I was jogging along Kelly Drive a little more than midway through my first Philadelphia Marathon back in 2011 when I glanced up from my plodding feet and spotted Dawn Angelique Roberts.
A back-of-the-pack runner, I still had a considerable distance to go in the 26.2-mile course, but Roberts was on her way toward the finish line. My jaw dropped as she smiled, waved and kept running. I was moving pretty steadily but finished an entire hour behind her. Roberts, who I know through local journalism circles, is that kind of runner — fast and always sunny and upbeat.
That is until 2019, when she started suffering chest pains every time she went out for a run. Roberts, whose best marathon time was 4 hours and 26 minutes, suddenly couldn’t run a half-mile without feeling a sharp pain in her chest that wouldn’t stop unless she stopped moving. She suspected something was seriously wrong. But a cardiologist she visited essentially pooh-poohed her discomfort — not once, but twice.
“I was feeling a pain that was very uncomfortable that I had never experienced before,” Roberts recalled. “His words to me were ‘Get out of here. There’s nothing wrong with you. Go see a neurologist.’”
Roberts, a professional running coach based in Middletown, Del., knew her body well and recognized that something was seriously off. Plus, she knew her family had a history of heart disease.
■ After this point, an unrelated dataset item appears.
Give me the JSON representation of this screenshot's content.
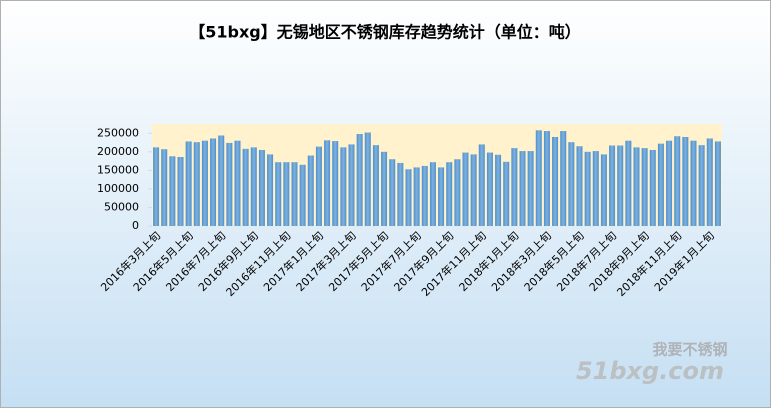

So, she consulted with doctors she found online; they encouraged her to keep looking for answers.
On Dec. 27, 2019, she sought out a second cardiologist’s opinion, this time at Temple University, and got the startling news: She had a 99% blockage in her left anterior descending artery — which can lead to a type of heart attack commonly known as the widow maker because of how frequently it kills. Roberts underwent a procedure that same day to clear the blockage and implant a stent.
It saved her life.
Roberts is now speaking out about her experience to warn others — particularly women. She wants them to be aware of the implicit gender bias in health care that causes some physicians not to treat them as aggressively as they do male patients with the exact same symptoms.
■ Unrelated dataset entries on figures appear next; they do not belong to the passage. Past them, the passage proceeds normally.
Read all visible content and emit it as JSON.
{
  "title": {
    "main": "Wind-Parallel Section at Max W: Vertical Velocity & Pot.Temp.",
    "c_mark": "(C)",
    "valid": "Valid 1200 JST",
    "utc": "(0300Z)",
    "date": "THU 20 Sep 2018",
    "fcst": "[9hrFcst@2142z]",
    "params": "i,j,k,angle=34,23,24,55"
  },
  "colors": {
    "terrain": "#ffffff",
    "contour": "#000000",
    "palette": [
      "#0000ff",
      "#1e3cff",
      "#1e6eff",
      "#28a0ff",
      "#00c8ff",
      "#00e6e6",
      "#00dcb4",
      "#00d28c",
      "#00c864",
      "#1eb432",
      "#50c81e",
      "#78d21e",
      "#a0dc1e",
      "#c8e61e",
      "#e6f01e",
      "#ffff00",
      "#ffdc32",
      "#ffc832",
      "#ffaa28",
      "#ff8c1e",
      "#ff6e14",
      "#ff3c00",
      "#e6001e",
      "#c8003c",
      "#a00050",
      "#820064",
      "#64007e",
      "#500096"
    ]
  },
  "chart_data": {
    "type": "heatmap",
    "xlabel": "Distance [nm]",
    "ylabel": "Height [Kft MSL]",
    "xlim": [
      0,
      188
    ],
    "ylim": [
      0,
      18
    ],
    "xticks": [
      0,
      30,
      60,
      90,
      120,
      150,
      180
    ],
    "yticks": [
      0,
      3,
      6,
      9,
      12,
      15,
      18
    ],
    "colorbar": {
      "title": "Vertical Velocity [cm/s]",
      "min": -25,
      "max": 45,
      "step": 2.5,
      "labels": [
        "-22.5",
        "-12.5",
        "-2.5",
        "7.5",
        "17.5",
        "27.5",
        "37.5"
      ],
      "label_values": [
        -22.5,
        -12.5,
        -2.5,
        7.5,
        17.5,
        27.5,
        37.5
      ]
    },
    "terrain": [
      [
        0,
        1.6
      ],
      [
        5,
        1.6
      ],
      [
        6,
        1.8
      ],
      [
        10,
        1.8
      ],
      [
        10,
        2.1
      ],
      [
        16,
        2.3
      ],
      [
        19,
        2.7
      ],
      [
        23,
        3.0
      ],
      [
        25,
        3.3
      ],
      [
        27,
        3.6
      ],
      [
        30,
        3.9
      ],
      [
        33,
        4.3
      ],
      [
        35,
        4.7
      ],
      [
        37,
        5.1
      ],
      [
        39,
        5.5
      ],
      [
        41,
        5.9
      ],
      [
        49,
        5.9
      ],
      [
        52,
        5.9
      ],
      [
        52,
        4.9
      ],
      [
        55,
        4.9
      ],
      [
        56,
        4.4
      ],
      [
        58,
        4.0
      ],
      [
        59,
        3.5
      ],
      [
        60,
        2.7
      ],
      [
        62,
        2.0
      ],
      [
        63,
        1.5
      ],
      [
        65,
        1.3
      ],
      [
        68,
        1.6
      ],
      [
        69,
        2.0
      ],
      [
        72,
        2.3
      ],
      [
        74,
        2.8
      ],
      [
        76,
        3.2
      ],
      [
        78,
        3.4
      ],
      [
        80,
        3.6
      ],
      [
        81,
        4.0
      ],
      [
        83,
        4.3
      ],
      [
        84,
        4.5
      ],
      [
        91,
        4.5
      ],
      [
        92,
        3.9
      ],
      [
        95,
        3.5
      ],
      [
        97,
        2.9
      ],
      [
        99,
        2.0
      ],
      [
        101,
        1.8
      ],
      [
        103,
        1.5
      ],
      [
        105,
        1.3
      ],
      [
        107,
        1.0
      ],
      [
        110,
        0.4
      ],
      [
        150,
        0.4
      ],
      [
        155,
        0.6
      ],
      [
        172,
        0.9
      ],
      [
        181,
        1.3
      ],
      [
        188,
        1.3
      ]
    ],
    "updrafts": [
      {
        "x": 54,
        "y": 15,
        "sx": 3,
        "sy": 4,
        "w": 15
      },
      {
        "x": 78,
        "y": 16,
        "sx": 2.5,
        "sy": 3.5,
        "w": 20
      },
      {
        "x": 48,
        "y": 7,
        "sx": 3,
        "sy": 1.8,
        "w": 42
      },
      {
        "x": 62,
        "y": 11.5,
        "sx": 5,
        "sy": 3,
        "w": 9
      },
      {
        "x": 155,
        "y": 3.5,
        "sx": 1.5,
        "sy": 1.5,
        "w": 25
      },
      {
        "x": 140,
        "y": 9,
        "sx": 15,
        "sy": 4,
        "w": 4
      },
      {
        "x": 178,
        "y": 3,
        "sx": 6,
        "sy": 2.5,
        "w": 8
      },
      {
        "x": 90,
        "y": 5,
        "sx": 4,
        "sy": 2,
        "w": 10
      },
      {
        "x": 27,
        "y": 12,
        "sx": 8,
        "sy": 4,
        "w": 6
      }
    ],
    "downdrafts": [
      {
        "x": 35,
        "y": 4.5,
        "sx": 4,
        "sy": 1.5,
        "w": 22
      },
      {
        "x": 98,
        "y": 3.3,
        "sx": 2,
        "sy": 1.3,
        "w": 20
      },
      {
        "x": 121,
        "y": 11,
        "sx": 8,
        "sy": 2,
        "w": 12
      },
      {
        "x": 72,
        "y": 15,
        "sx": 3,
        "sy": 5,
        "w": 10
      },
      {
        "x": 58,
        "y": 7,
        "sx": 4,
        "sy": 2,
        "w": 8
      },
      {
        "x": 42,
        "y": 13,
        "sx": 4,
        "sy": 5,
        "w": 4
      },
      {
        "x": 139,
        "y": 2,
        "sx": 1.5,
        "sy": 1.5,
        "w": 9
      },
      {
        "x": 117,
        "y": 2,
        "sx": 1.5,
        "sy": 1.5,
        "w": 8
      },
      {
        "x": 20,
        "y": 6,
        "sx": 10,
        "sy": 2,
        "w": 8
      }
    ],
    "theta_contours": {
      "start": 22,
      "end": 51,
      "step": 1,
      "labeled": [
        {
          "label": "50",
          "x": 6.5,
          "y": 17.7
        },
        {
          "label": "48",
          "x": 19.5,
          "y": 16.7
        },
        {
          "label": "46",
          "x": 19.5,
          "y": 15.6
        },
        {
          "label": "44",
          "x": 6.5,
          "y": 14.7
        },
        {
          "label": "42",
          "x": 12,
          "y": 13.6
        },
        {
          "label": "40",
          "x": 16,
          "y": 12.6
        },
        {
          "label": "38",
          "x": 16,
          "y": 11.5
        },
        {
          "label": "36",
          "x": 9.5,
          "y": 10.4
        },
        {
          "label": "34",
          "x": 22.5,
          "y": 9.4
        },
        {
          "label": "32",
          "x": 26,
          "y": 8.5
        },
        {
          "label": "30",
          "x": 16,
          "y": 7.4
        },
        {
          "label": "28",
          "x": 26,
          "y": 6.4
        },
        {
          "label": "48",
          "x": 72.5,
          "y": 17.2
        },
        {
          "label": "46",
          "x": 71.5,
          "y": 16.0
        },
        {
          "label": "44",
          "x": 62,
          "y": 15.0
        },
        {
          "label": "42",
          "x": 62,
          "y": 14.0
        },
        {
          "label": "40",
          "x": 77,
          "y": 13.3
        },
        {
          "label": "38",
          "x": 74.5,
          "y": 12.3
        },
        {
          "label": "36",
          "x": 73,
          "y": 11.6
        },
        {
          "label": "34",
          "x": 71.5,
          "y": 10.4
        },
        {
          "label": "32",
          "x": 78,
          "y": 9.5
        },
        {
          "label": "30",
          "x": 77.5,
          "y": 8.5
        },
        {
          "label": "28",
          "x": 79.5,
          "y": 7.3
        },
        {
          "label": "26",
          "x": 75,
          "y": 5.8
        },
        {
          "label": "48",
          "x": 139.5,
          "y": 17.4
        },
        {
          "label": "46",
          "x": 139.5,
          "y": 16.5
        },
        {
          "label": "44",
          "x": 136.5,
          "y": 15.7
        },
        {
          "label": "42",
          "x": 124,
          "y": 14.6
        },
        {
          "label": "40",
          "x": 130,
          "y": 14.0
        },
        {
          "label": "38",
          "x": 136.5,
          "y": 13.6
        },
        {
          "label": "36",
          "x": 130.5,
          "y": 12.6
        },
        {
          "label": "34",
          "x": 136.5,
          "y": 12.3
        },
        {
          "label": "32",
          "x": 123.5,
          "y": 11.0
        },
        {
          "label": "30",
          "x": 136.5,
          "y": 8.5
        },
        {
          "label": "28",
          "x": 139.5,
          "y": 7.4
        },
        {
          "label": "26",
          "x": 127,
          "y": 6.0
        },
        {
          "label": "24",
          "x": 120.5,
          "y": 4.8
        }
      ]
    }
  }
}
“Unfortunately, we underestimate the risk of heart disease in women,” Sabrina Islam, a cardiologist at Temple Health, told me. “The rates of heart disease are pretty similar in men and women. Heart disease remains the No. 1 killer for women. Heart disease impacts women as much as men and can be equally as dangerous.”
Roberts is one of the lucky ones because she found out in time. She lives accordingly.
On Saturday, Roberts plans to celebrate her 52nd birthday at 8 a.m. at the annual Philadelphia Heart Walk at Citizens Bank Park. Before that starts, she’ll lead participants in Penn Medicine’s Gritty 5K through a warm-up routine. When all that’s done, she’ll stop by the Philly Bike Expo at the Pennsylvania Convention Center.
“Sometimes people think, ‘Well, I did all of the right things. I led a healthy lifestyle and I still ended up having heart disease. What’s the point?’” Islam said. “Dawn is a real example of even if you do all of the right things, sometimes you still might be touched by heart disease. But you do a whole lot better if you’ve been leading a healthy lifestyle and you continue to lead a healthy lifestyle after a heart episode. It’s not just what happens to you, it’s how well you recover and how well you get through it ... and survive and even thrive like she’s been doing.”
I’d never really thought much about it from that perspective.
Although I understood that a heart-healthy lifestyle was an important protection against disease, I had never really stopped and considered how being in optimum physical health helps the body recover if indeed something does go wrong — as it did for Roberts.
I’d be lying if I didn’t admit that I was impressed — and inspired. Maybe not enough to do another marathon any time soon, but at least to keep moving.